Salt in the Wound PAFTThis one is pretty simple. Teleport away from salt in the wound cave during the salt in the wound quest. Interface once you were out, then use the return to party button. This would try to bring you back to an instance that had been deleted. More often than not you would receive an ‘Invalid Teleport’ message which meant no other personal areas had loaded where yours was deleted.

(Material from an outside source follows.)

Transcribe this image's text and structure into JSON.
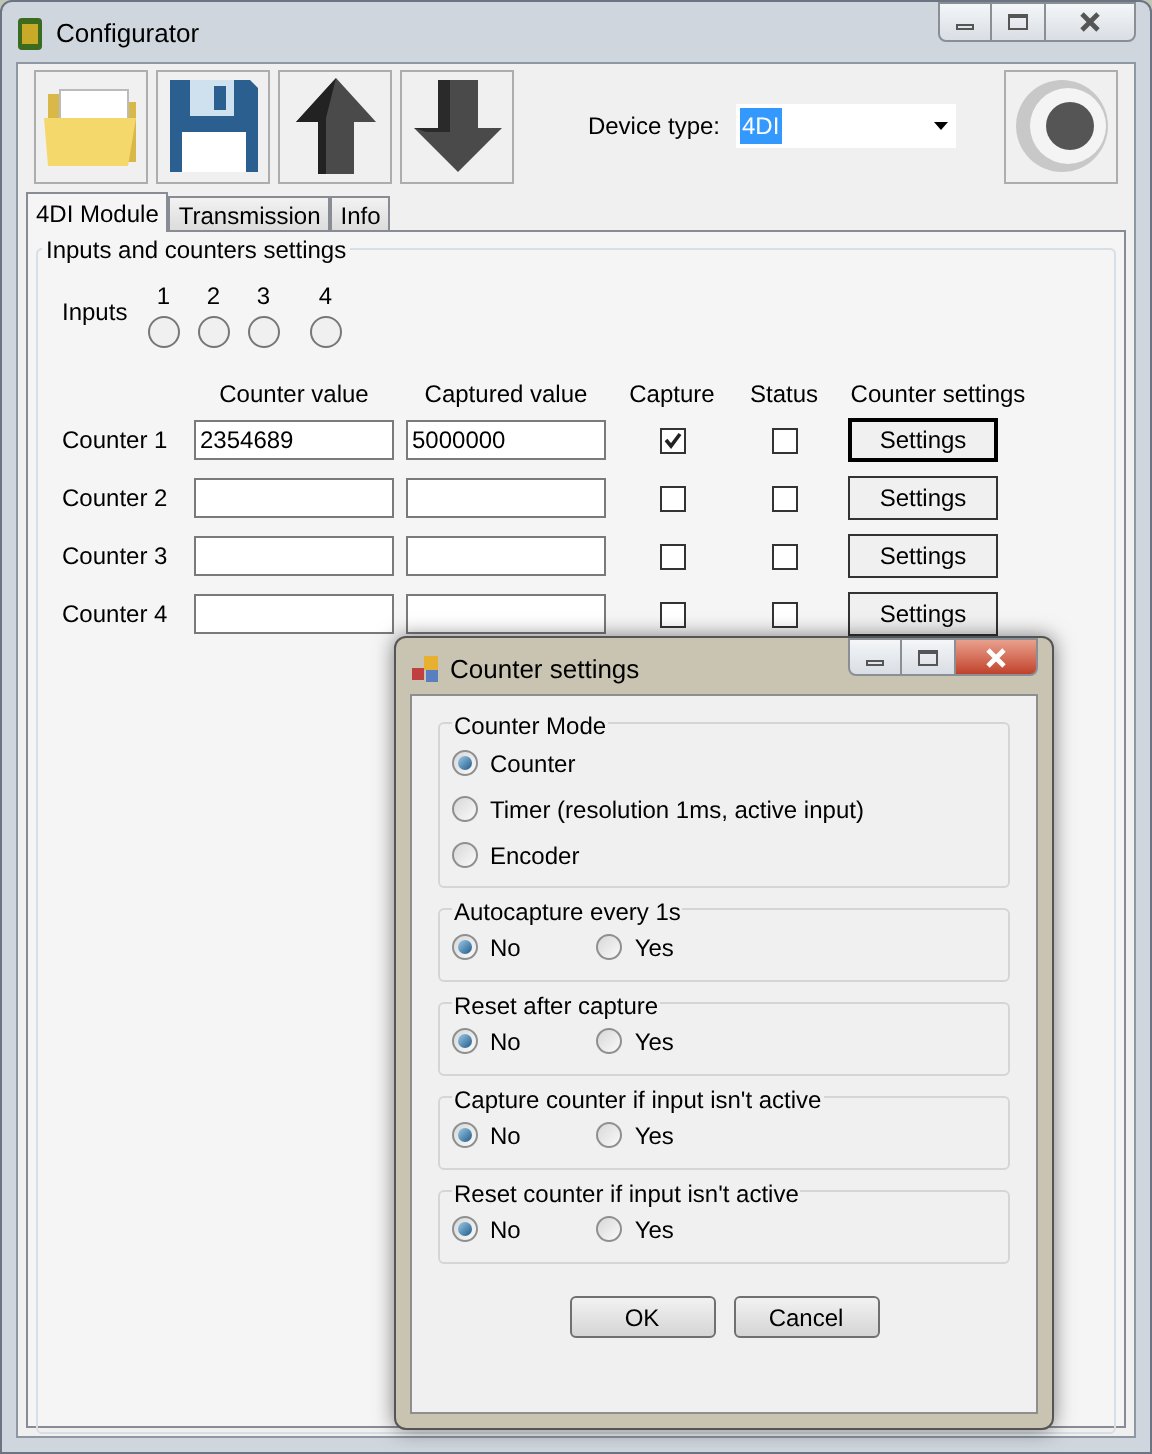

Amulet of Nature PAFT (founded by ifh abused by many)The amulet of nature allowed a player to bind the amulet to a farming patch and teleport to it when the tree was diseased. Apparently in the games logic coordinates were used when the amulet was bound to a patch and there were understandably no checks in place to stop this. To set up this bug you had to be able to free walk a cutscene that a farming patch was apart of which wasn’t too uncommon since templates from the mainland were often used in cutscenes. One obvious method of free walking a cutscene was to PAFT into someone else’s, another way was to use a flood to delete the command to force your player out of the cutscene consequently allowing you to remain in the cutscene. Once in the cutscene it was possible to bind your amulet of nature to a farming patch within the Personal area, allowing you to teleport back to those coordinates at anytime. After learning about the pattern in which Personal Areas were created it was simple, but tedious, to PAFT into an instance that your friend controlled. Doing so led to even more glitches being discovered: smuggling items out of Personal Areas that weren’t meant to make it back to the mainland, level three accounts getting fire capes, and getting into the Draynor Bank robbery cutscene. There were two reasons why this PAFT was so amazing: it allowed you to re-enter the same personal area multiple times and it allowed you to control your characters return square when exiting the personal area. This bug led to many other exploits such as 700k thieving experience per hour by teleporting out of Pyramid Plunder with the nature of amulet then returning after leaving the Personal Area. It also led to a 500k per hour slayer bug by using the amulet of nature to teleport into the Jade Vine personal area. Each time you teleported in it reset the instance for your character.
Smashing Runescape's game logic was a community effort done for both fun and profit. Many bright people spent many hours inventing, finding, and abusing the bugs mentioned in this post and plenty of others not mentioned. A few that should be mentioned are Hej, Fluid Karma, Quint, Iceforge, roy, ifh, nevs, alta.